Part 2: Recognising key challenges
Data
Smart contracts are only as good as the data that feeds them – and a lot of that data resides, already, on the centralised side. Centralised oracles are needed to validate that data so that it is received in a meaningful form, whether KYC/AML or other forms of data that feed smart contracts. Of course, whether traditional or digital data sources, the ‘garbage in, garbage out’ adage always applies.
While there is general consensus that there simply isn’t enough data around decentralised processing, there remains a lack of clarity on exactly what data needs to be captured, and how. The challenge is that it requires a mix of technology and policy. In the digital age – where governance of specific digital assets may be encoded – the lines get blurry and it’s not entirely clear how policy makers will insert themselves into the process.
With respect to FATF guidelines, initial concerns centred on client activity (KYC) and cross-border (intra-jurisdictional) transactions. Virtual Asset Service Providers (VASPs) are now included in FATF travel rule guidelines alongside financial institutions and as such have to maintain (and share) required information for all transactions in excess of $1,000.
Regulation
A key DeFi challenge is that noncustodial wallets and smart contracts manage all of the activity in the transaction lifecycle intrinsically – there are no single counterparties. Regulators in a number of jurisdictions are pushing back on this point, asserting that even in a decentralised transaction, there will be developers and/or a governance structure that point at a single entity, set of entities or individuals.
While the need for a more regulated DeFi environment is a given, until such time as regulation exists there will be non-regulated DeFi pools for which some form of protection is needed. Institutions must look at how they interact with certain counterparties and be able to validate that the ‘what’ they’re interacting with is legit.
While Banks have the Federal Deposit Insurance Corporation (FDIC), DeFi and CeFi participants on the sell-side need a similar safety net to l protect depositors against hacks or fraud and allow this nascent industry a chance to grow. Similarly, on the buyside, market participants may be keen to access potentially very attractive, high-yielding opportunities, directly and in terms of funds management. But as regulated entities, they need to know, with certainty, ‘who’ is on the other side of any transaction, and with what they’re interacting.
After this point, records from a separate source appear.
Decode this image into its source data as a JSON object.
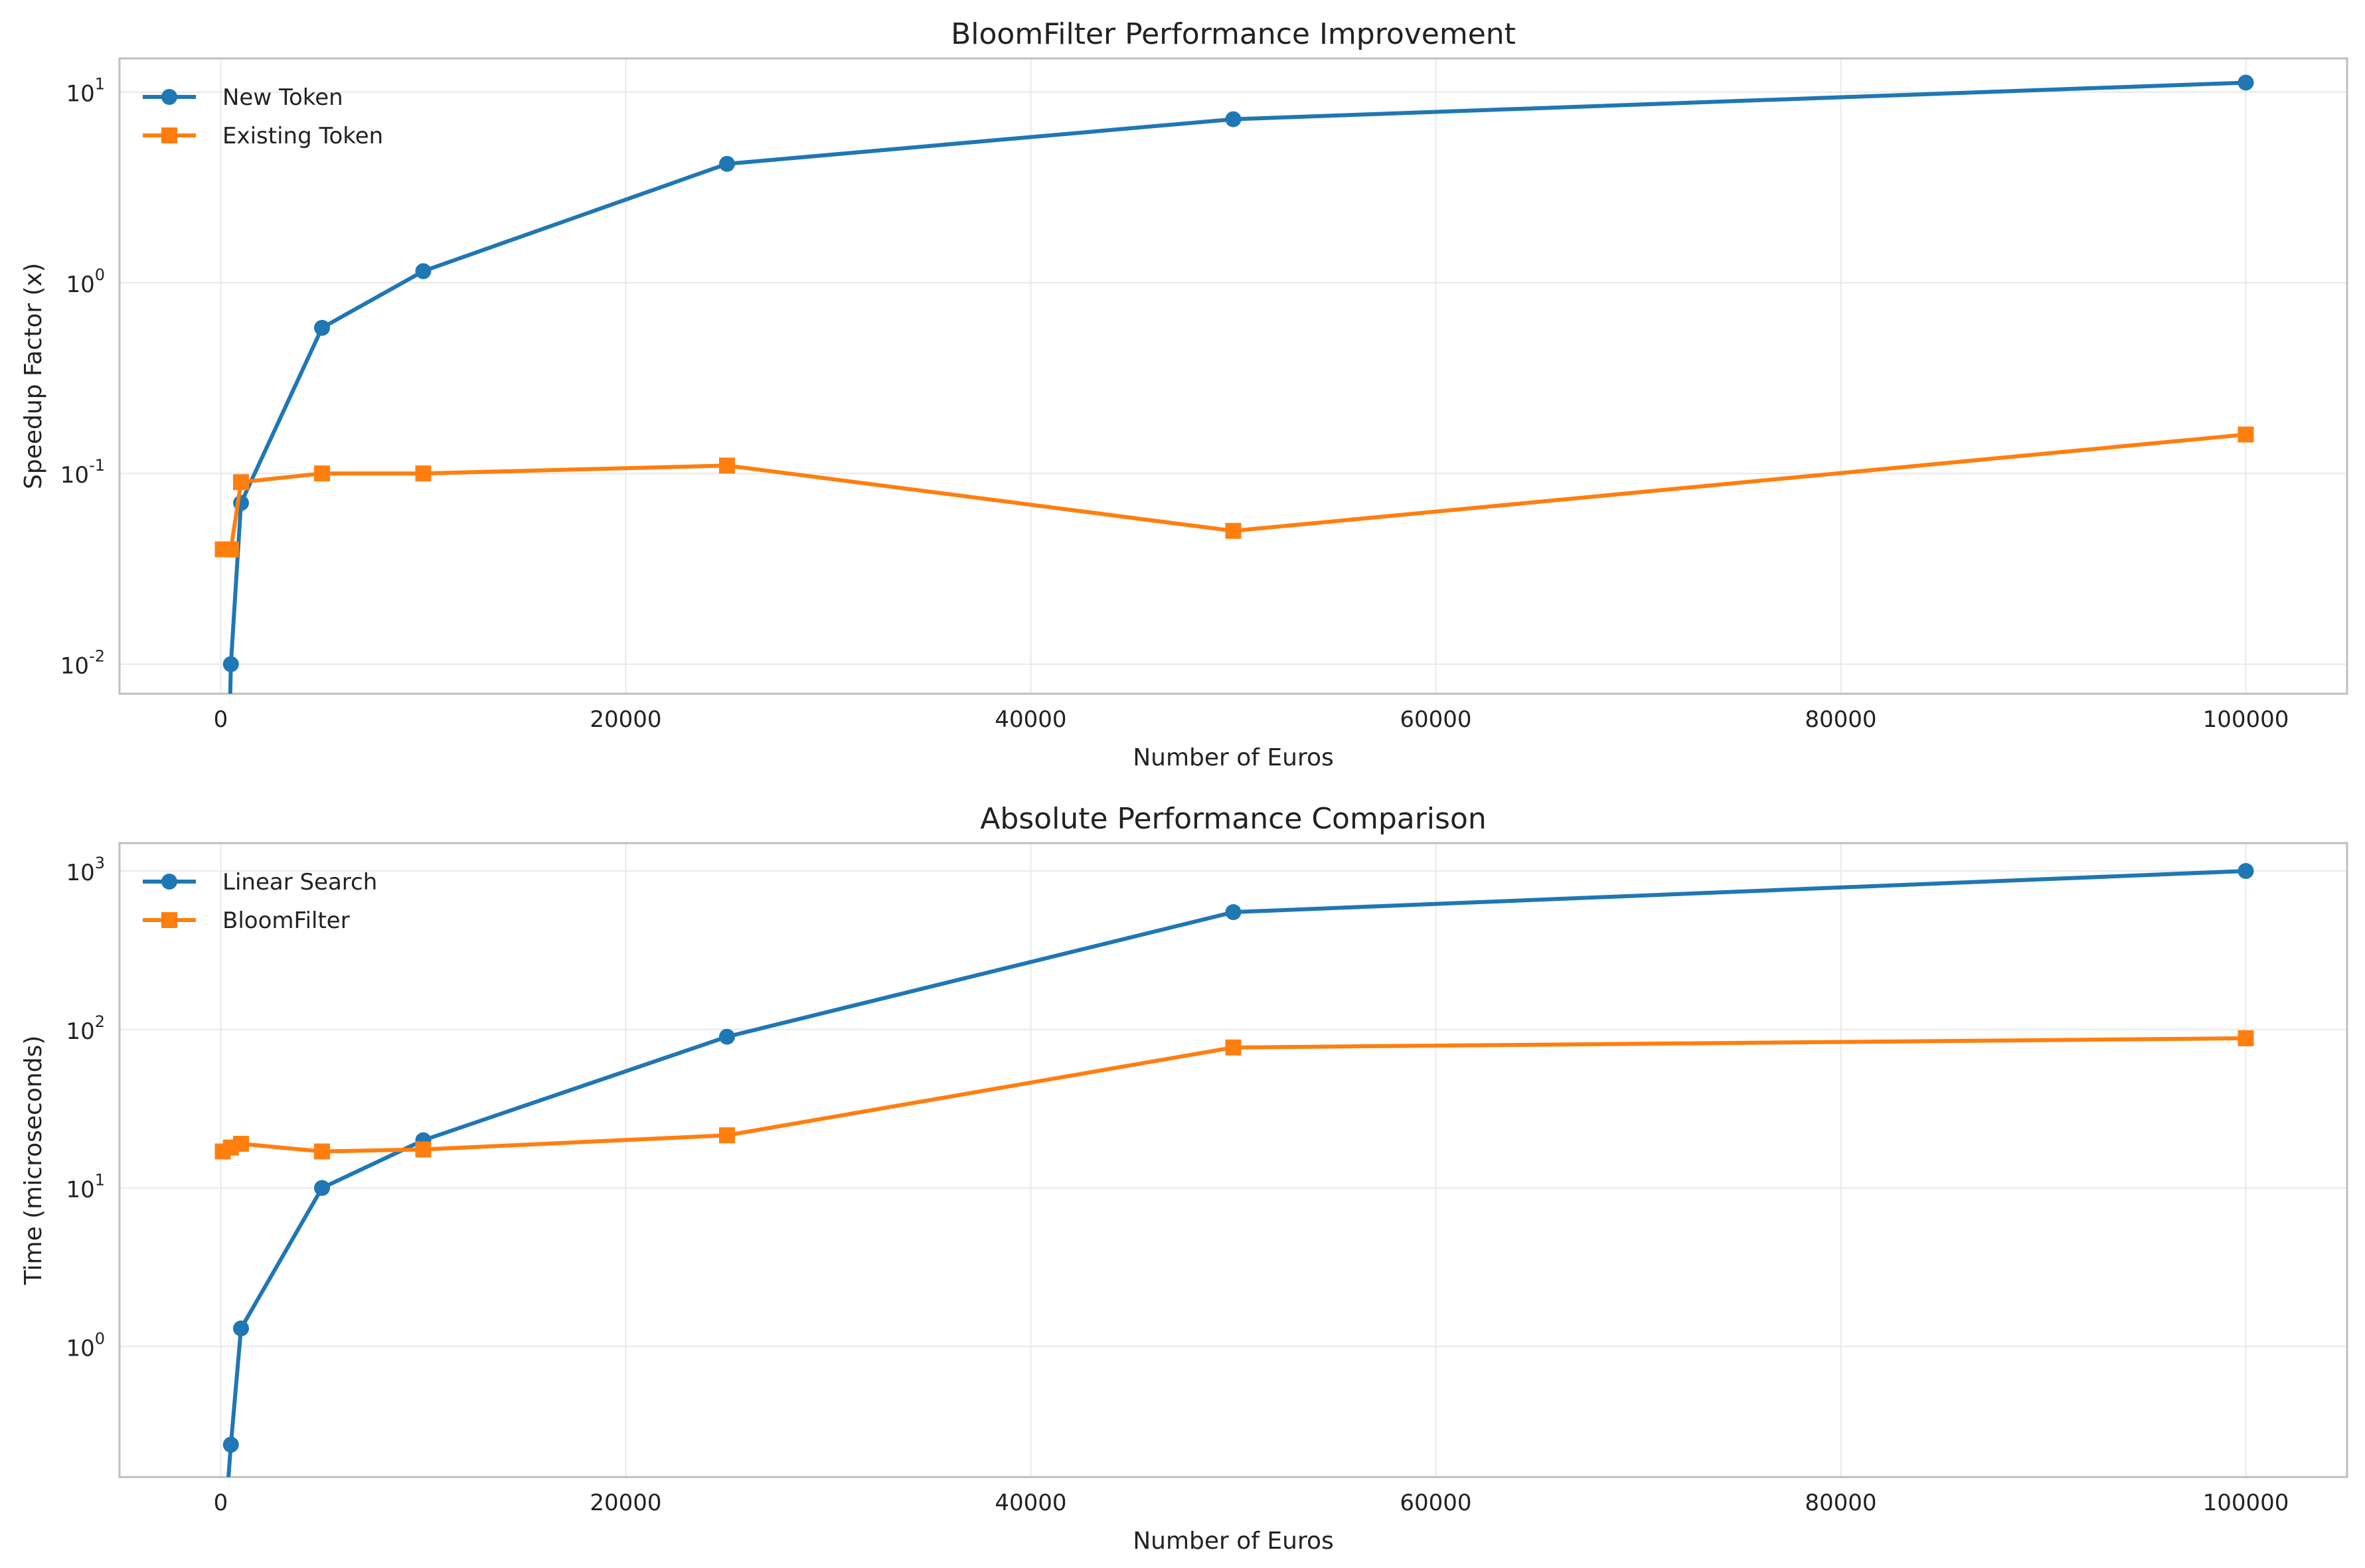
{
  "colors": {
    "series1": "#1f77b4",
    "series2": "#ff7f0e"
  },
  "chart_data": [
    {
      "type": "line",
      "title": "BloomFilter Performance Improvement",
      "xlabel": "Number of Euros",
      "ylabel": "Speedup Factor (x)",
      "yscale": "log",
      "xlim": [
        -5000,
        105000
      ],
      "ylim": [
        0.007,
        15
      ],
      "x_ticks": [
        0,
        20000,
        40000,
        60000,
        80000,
        100000
      ],
      "y_tick_exponents": [
        -2,
        -1,
        0,
        1
      ],
      "grid": true,
      "legend_position": "upper-left",
      "series": [
        {
          "name": "New Token",
          "marker": "circle",
          "color": "#1f77b4",
          "x": [
            100,
            500,
            1000,
            5000,
            10000,
            25000,
            50000,
            100000
          ],
          "y": [
            0.0001,
            0.01,
            0.07,
            0.58,
            1.15,
            4.2,
            7.2,
            11.2
          ]
        },
        {
          "name": "Existing Token",
          "marker": "square",
          "color": "#ff7f0e",
          "x": [
            100,
            500,
            1000,
            5000,
            10000,
            25000,
            50000,
            100000
          ],
          "y": [
            0.04,
            0.04,
            0.09,
            0.1,
            0.1,
            0.11,
            0.05,
            0.16
          ]
        }
      ]
    },
    {
      "type": "line",
      "title": "Absolute Performance Comparison",
      "xlabel": "Number of Euros",
      "ylabel": "Time (microseconds)",
      "yscale": "log",
      "xlim": [
        -5000,
        105000
      ],
      "ylim": [
        0.15,
        1500
      ],
      "x_ticks": [
        0,
        20000,
        40000,
        60000,
        80000,
        100000
      ],
      "y_tick_exponents": [
        0,
        1,
        2,
        3
      ],
      "grid": true,
      "legend_position": "upper-left",
      "series": [
        {
          "name": "Linear Search",
          "marker": "circle",
          "color": "#1f77b4",
          "x": [
            100,
            500,
            1000,
            5000,
            10000,
            25000,
            50000,
            100000
          ],
          "y": [
            0.05,
            0.24,
            1.3,
            10,
            20,
            90,
            550,
            1000
          ]
        },
        {
          "name": "BloomFilter",
          "marker": "square",
          "color": "#ff7f0e",
          "x": [
            100,
            500,
            1000,
            5000,
            10000,
            25000,
            50000,
            100000
          ],
          "y": [
            17,
            18,
            19,
            17,
            17.5,
            21.5,
            77,
            88
          ]
        }
      ]
    }
  ]
}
While regulators in many jurisdictions (UAE, UK, Europe, US, Asia) contemplate appropriate and proportionate regulatory action, there is also a need for a degree of self-regulation in this space. The Chicago DeFi Alliance is one example of a group of organisations coming together as ‘good actors’ to look at self-regulation.
A multi-pronged approach, from self-regulation to security, facilitates pre-emptive action to fill gaps in our understanding of where a lot of illicit fund movement is taking place – and where it originates – before it hits an exchange (centralised or decentralised).
Digital ID
As with traditional assets under management (AUM), managing the DeFi equivalent – total value locked to a blockchain – requires automation of threat identification and response, and investigations, processes.
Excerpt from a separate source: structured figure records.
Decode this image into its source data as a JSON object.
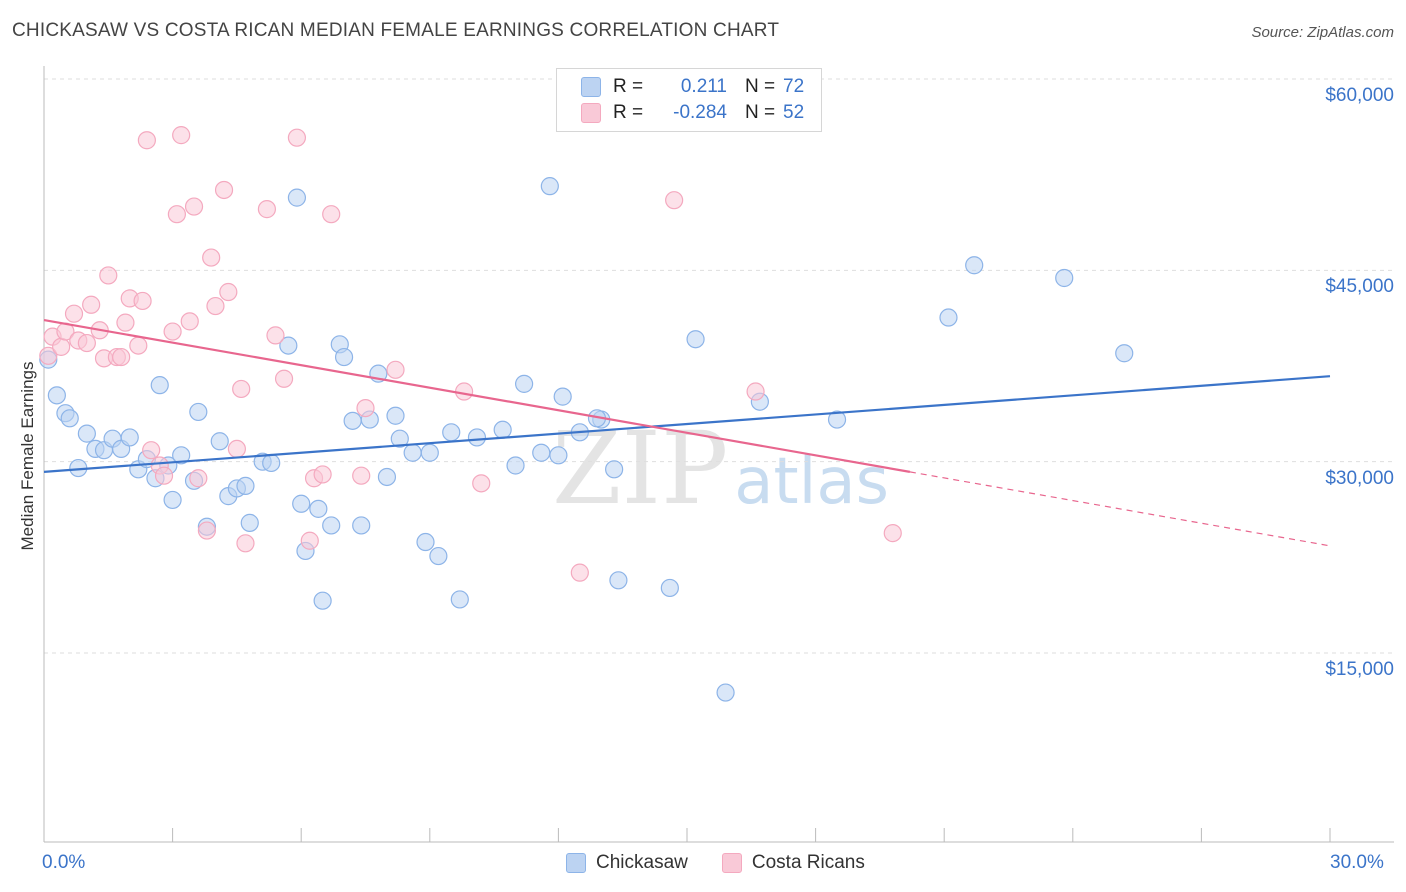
{
  "header": {
    "title": "CHICKASAW VS COSTA RICAN MEDIAN FEMALE EARNINGS CORRELATION CHART",
    "source": "Source: ZipAtlas.com"
  },
  "watermark": {
    "zip": "ZIP",
    "atlas": "atlas"
  },
  "legend": {
    "rows": [
      {
        "r_label": "R =",
        "r_value": "0.211",
        "n_label": "N =",
        "n_value": "72",
        "color": "#8db4e8"
      },
      {
        "r_label": "R =",
        "r_value": "-0.284",
        "n_label": "N =",
        "n_value": "52",
        "color": "#f4a9bf"
      }
    ]
  },
  "bottom_legend": {
    "items": [
      "Chickasaw",
      "Costa Ricans"
    ]
  },
  "chart_data": {
    "type": "scatter",
    "title": "CHICKASAW VS COSTA RICAN MEDIAN FEMALE EARNINGS CORRELATION CHART",
    "xlabel": "",
    "ylabel": "Median Female Earnings",
    "xlim": [
      0,
      30
    ],
    "ylim": [
      0,
      62000
    ],
    "x_ticks_labeled": [
      "0.0%",
      "30.0%"
    ],
    "y_ticks": [
      15000,
      30000,
      45000,
      60000
    ],
    "y_tick_labels": [
      "$15,000",
      "$30,000",
      "$45,000",
      "$60,000"
    ],
    "grid": "horizontal dashed",
    "colors": {
      "chickasaw": "#3b74c9",
      "chickasaw_fill": "#bcd3f2",
      "costa": "#e8668e",
      "costa_fill": "#f9c9d7"
    },
    "series": [
      {
        "name": "Chickasaw",
        "trend": {
          "x": [
            0,
            30
          ],
          "y": [
            29200,
            36700
          ]
        },
        "points": [
          [
            0.1,
            38000
          ],
          [
            0.3,
            35200
          ],
          [
            0.5,
            33800
          ],
          [
            0.6,
            33400
          ],
          [
            0.8,
            29500
          ],
          [
            1.0,
            32200
          ],
          [
            1.2,
            31000
          ],
          [
            1.4,
            30900
          ],
          [
            1.6,
            31800
          ],
          [
            1.8,
            31000
          ],
          [
            2.0,
            31900
          ],
          [
            2.2,
            29400
          ],
          [
            2.4,
            30200
          ],
          [
            2.6,
            28700
          ],
          [
            2.7,
            36000
          ],
          [
            2.9,
            29700
          ],
          [
            3.0,
            27000
          ],
          [
            3.2,
            30500
          ],
          [
            3.5,
            28500
          ],
          [
            3.6,
            33900
          ],
          [
            3.8,
            24900
          ],
          [
            4.1,
            31600
          ],
          [
            4.3,
            27300
          ],
          [
            4.5,
            27900
          ],
          [
            4.7,
            28100
          ],
          [
            4.8,
            25200
          ],
          [
            5.1,
            30000
          ],
          [
            5.3,
            29900
          ],
          [
            5.7,
            39100
          ],
          [
            5.9,
            50700
          ],
          [
            6.0,
            26700
          ],
          [
            6.1,
            23000
          ],
          [
            6.4,
            26300
          ],
          [
            6.5,
            19100
          ],
          [
            6.7,
            25000
          ],
          [
            6.9,
            39200
          ],
          [
            7.0,
            38200
          ],
          [
            7.2,
            33200
          ],
          [
            7.4,
            25000
          ],
          [
            7.6,
            33300
          ],
          [
            7.8,
            36900
          ],
          [
            8.0,
            28800
          ],
          [
            8.2,
            33600
          ],
          [
            8.3,
            31800
          ],
          [
            8.6,
            30700
          ],
          [
            8.9,
            23700
          ],
          [
            9.0,
            30700
          ],
          [
            9.2,
            22600
          ],
          [
            9.5,
            32300
          ],
          [
            9.7,
            19200
          ],
          [
            10.1,
            31900
          ],
          [
            10.7,
            32500
          ],
          [
            11.0,
            29700
          ],
          [
            11.2,
            36100
          ],
          [
            11.6,
            30700
          ],
          [
            11.8,
            51600
          ],
          [
            12.0,
            30500
          ],
          [
            12.1,
            35100
          ],
          [
            12.5,
            32300
          ],
          [
            13.0,
            33300
          ],
          [
            13.3,
            29400
          ],
          [
            13.4,
            20700
          ],
          [
            14.6,
            20100
          ],
          [
            15.2,
            39600
          ],
          [
            15.9,
            11900
          ],
          [
            16.7,
            34700
          ],
          [
            18.5,
            33300
          ],
          [
            21.1,
            41300
          ],
          [
            21.7,
            45400
          ],
          [
            23.8,
            44400
          ],
          [
            25.2,
            38500
          ],
          [
            12.9,
            33400
          ]
        ]
      },
      {
        "name": "Costa Ricans",
        "trend": {
          "x": [
            0,
            20.2
          ],
          "y": [
            41100,
            29200
          ]
        },
        "trend_dashed": {
          "x": [
            20.2,
            30
          ],
          "y": [
            29200,
            23400
          ]
        },
        "points": [
          [
            0.1,
            38300
          ],
          [
            0.2,
            39800
          ],
          [
            0.4,
            39000
          ],
          [
            0.5,
            40200
          ],
          [
            0.7,
            41600
          ],
          [
            0.8,
            39500
          ],
          [
            1.0,
            39300
          ],
          [
            1.1,
            42300
          ],
          [
            1.3,
            40300
          ],
          [
            1.4,
            38100
          ],
          [
            1.5,
            44600
          ],
          [
            1.7,
            38200
          ],
          [
            1.8,
            38200
          ],
          [
            1.9,
            40900
          ],
          [
            2.0,
            42800
          ],
          [
            2.2,
            39100
          ],
          [
            2.3,
            42600
          ],
          [
            2.4,
            55200
          ],
          [
            2.5,
            30900
          ],
          [
            2.7,
            29700
          ],
          [
            2.8,
            28900
          ],
          [
            3.0,
            40200
          ],
          [
            3.1,
            49400
          ],
          [
            3.2,
            55600
          ],
          [
            3.4,
            41000
          ],
          [
            3.5,
            50000
          ],
          [
            3.6,
            28700
          ],
          [
            3.8,
            24600
          ],
          [
            3.9,
            46000
          ],
          [
            4.0,
            42200
          ],
          [
            4.2,
            51300
          ],
          [
            4.3,
            43300
          ],
          [
            4.5,
            31000
          ],
          [
            4.6,
            35700
          ],
          [
            4.7,
            23600
          ],
          [
            5.2,
            49800
          ],
          [
            5.4,
            39900
          ],
          [
            5.6,
            36500
          ],
          [
            5.9,
            55400
          ],
          [
            6.2,
            23800
          ],
          [
            6.3,
            28700
          ],
          [
            6.5,
            29000
          ],
          [
            6.7,
            49400
          ],
          [
            7.4,
            28900
          ],
          [
            7.5,
            34200
          ],
          [
            8.2,
            37200
          ],
          [
            9.8,
            35500
          ],
          [
            10.2,
            28300
          ],
          [
            12.5,
            21300
          ],
          [
            14.7,
            50500
          ],
          [
            16.6,
            35500
          ],
          [
            19.8,
            24400
          ]
        ]
      }
    ]
  }
}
A lot of fuss is made about KYC and AML with respect to validation of ‘digital identity’, but it’s not a case of having to reinvent the wheel. Product issuers must, however, consider how to continually apply – and comply with – FATF and OFAC obligations, not as an afterthought or in response to an event, but as a seamless, integrated activity. In terms of ongoing validation, those institutions reluctant to move assets on-chain could keep them sitting with custodians, with initial validations reflected as upstream credits to be utilised across a broad range of ‘valid’ venues and participants. In the B2B environment, this ‘many to many’ utility approach to KYC/AML is integral to the digital identity validation process. Illustrating this approach, Pyctor, incubated under ING Labs and now part of the GMEX group, has developed a distributed, open-source model for FATF compliance and AML validation, driven by a layer-two blockchain. (This is also an example of CeFi/DeFi convergence).
While some banks remain reticent to touch crypto assets, even on the fiat leg of transactions, the fact is that most KYC/AML systems are centralised utilities that manage sanctioned entity blacklists and Politically Exposed Persons (PEPs). As such, the same validations and calls could be part of the process of onboarding.